Wait a minute, I thought republicans were the only ones who were into cozy, corporate relations.  Nope, it's the leaders of the democratic party as well.  Barack Obama, himself, was a very vocal supporter of the Bail out.  Moore hints at this gently, but it doesn't appear that he has the kahonas to take on Obama.  That would probably lose him a lot of support from his fan base.

Moore should have come right out and talked about Obama's deep entrenchment in corporate ties.  He would have gained more fans than he lost, in my opinion.

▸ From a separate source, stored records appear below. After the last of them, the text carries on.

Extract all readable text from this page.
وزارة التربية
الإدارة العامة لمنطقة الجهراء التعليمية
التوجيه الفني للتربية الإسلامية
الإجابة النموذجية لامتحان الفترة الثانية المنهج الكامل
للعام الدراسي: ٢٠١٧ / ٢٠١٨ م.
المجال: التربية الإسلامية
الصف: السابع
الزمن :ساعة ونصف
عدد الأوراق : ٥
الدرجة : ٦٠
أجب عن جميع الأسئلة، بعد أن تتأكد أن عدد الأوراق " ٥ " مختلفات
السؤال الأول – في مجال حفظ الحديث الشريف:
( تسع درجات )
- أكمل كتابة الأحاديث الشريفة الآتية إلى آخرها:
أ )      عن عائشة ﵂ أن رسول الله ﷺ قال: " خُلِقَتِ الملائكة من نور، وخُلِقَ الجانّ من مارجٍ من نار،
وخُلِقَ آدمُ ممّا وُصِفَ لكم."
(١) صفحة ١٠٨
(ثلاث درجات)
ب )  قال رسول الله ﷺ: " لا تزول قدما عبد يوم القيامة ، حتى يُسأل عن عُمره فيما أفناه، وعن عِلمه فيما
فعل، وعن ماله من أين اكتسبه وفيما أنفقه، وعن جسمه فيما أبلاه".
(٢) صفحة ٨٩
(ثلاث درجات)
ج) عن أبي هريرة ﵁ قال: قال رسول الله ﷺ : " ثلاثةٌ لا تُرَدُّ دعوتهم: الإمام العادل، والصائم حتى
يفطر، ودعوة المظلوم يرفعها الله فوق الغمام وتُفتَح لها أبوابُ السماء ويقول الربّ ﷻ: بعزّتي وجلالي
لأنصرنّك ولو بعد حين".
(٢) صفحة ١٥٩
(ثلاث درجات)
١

While Moore's documentary was very thought provoking, I think he fails to really address the problem.  He does this by associating all of this corruption with Capitalism in general.  Capitalism in general is not the problem.  Monopology Capitalism and corporatism is the problem.  Real free market capitalism does conjure up images of small shops and the economic enterprise of the little guy, as one guest on the film accurately stated (it was the guy who played the leader of the gang in the Princess Bride).  Monopoly Capitalism, however, destroys the real free market because it dodges the market by government aid and corporate cartels (corporations working together to fix prices etc...). 

In summary, I find a lot of value in Moore's work.  I cannot agree that we need more top-down, central economic planning to fix the problems, however.  We do need regulations of banks and we do need to reinstate the Glass-Steagall Act to separate commercial and investment banks again.  We also need leadership who will not bow to the filthy lucre of corporate lobbyists anymore.  It doesn't matter if they call themselves Democrats, Republicans, or Independents.

How is this possible without a radical intellectual, ethical, and moral change in America?  Many historians believe that the Great Awakening gave a great impetus to the American Revolution.  Perhaps we need a new Great Awakening if we want to see another American Revolution.  Let's hope and pray for that and seek a peaceful revolution.